Well, this is one of the more successful dinners I've cooked in a while, Diane thought to herself sarcastically.

To begin with, she'd burned the sauce for the chicken, so their dinner was going to be dry and bland at best.

The blouse she was hoping to wear had snagged on something in the laundry and came out with a gaping hole torn across the chest.

She had finally decided what else to wear and was halfway through changing when Nick had rung the doorbell. Flustered, she answered the door still doing up her top buttons.

What was worse was Nick's reaction. He definitely noticed, as his eyebrows shot up and his ears turned a deep shade of pink and that pretty much set the tone for the evening as one of awkwardness.

They had danced around each other, unsure of whether to greet one another with a hug, a peck on the cheek or even just a handshake. Nick seemed to be moving in for a hug, but had then tripped awkwardly on the doorstep and fallen forwards into Diane, pushing her against the wall.

"Sorry!" he apologised, gathering up a modicum of decorum before checking she was alright.

"Hush, it's fine," she waved him off.

The rest of their dinner proceeded in much the same fashion – stilted attempts at conversation, longing looks that rapidly turned into glances at the floor, the ceiling, anything but each other the moment the other person glanced their way.

And so it was with a heavy heart that Nick made his excuses and bid Diane farewell, pushing down the mounting sense of disappointment and missed opportunity.

As she saw him to the door, Nick turned once more, frozen on the threshold as if to say something.

Diane saw a thousand tiny expressions flicker over his face before one strangely akin to sadness took hold, he smiled ruefully and leaned in to kiss her softly on the cheek.

"I'm sorry tonight turned into such an awkward mess," he murmured. "Curse of the English, eh?"

"Oh, thank God, I thought it was just me!" Diane gasped, laughing a little louder than necessary out of sheer relief.

"It's just… everything was going wrong, from the dinner to my shirt," she continued, "and then when you got here I was worried I'd made a mess of things and I didn't know what to say, or whether you'd like any of it. I… I didn't know what you'd want," she finished lamely.

"What I want?" he asked.

She nodded mutely.

"What I want is not to have to go back to London in three days' time.
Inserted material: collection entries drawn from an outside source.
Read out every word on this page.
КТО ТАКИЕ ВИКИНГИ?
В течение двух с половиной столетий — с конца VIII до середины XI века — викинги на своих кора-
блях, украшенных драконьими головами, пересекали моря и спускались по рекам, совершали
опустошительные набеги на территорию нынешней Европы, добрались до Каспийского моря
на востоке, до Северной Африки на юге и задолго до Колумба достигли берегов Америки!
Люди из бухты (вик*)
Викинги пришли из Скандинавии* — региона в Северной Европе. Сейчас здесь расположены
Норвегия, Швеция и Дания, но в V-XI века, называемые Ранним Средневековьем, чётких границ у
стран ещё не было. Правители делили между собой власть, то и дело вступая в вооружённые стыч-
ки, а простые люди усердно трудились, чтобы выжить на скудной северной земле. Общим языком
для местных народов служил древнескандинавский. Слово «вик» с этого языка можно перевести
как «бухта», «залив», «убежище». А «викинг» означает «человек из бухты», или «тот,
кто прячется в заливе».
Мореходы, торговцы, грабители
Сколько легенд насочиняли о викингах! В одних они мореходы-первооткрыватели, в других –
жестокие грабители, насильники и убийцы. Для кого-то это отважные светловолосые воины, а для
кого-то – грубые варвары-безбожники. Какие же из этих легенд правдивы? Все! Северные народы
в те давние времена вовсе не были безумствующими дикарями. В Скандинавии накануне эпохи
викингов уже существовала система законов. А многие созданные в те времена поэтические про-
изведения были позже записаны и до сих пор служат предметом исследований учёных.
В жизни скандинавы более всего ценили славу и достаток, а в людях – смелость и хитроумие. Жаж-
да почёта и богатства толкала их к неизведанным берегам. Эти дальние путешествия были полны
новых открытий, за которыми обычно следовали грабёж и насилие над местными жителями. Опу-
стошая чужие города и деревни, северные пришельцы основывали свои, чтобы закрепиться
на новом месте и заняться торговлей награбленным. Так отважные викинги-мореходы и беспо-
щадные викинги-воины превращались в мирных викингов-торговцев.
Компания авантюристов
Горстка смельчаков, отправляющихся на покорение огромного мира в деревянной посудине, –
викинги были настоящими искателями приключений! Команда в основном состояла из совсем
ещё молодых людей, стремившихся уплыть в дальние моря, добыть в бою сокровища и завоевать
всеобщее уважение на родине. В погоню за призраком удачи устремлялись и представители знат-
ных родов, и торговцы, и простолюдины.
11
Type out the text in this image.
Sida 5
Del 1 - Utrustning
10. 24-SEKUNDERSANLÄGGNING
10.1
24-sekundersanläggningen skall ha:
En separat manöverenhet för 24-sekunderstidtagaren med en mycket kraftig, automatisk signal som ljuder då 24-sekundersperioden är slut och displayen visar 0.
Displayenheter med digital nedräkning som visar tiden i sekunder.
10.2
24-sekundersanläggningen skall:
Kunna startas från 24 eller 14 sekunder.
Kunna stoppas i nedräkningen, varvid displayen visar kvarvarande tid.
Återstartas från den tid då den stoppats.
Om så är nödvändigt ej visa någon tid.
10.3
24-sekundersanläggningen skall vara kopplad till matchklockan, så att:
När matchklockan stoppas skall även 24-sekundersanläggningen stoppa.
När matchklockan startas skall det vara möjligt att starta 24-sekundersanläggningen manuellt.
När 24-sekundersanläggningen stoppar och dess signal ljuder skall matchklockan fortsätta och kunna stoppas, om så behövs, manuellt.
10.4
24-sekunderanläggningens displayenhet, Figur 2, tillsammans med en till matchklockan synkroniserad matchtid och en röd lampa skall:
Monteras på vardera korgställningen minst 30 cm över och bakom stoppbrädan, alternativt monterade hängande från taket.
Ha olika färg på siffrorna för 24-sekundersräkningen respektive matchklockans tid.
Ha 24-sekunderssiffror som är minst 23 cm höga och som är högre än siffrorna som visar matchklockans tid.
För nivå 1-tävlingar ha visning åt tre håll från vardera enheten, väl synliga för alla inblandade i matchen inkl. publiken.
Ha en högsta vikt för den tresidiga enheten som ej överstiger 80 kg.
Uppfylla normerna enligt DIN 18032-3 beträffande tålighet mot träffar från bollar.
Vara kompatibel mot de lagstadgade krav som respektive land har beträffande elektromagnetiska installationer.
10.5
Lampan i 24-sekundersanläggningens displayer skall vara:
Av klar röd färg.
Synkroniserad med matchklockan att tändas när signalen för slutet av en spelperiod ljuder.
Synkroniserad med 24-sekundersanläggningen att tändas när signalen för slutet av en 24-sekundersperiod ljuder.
I want there to be less than 5000 miles between us. I want to hear your voice every day and not just over the phone. I want to wake up next to you and for your smile to be the first thing that greets me. I want for the whole mess in Gander to have happened twenty years ago so we'd have more time together and I want to go back there and get married by the mayor after all and I just… I want… you, Diane. I want you."

As he finished, he let out a sigh and his shoulders visibly slumped, a weight clearly having just been removed from them.

Diane choked back a sob before throwing her arms around his neck and pulling him down into an embrace.

"Oh, Nick, that was beautiful!" she exclaimed before kissing him passionately.

His arms eagerly wrapped around her waist and he tilted her face up towards him, deepening the angle of the kiss.

They eagerly devoured each other, hands grasping and sliding over shoulders, chasing any kind of purchase that would bring them closer together. Nick blindly walked Diane backwards until she hit the wall with a thud and a giggle.

"Oof. Are you alright?" he checked, momentarily halting his affections to make sure Diane was alright.

"Never been better," she hummed, pressing gentle kisses to the delicate skin behind Nick's earlobe.

His pulse skyrocketed and as his thumb grazed the soft skin of her hip underneath her rucked up shirt, he murmured in Diane's ear:

"Now, what about you? What do you want?"

She pulled back, a seductive glint in her eye.

"Why don't you come upstairs and I'll show you," she said with a wink.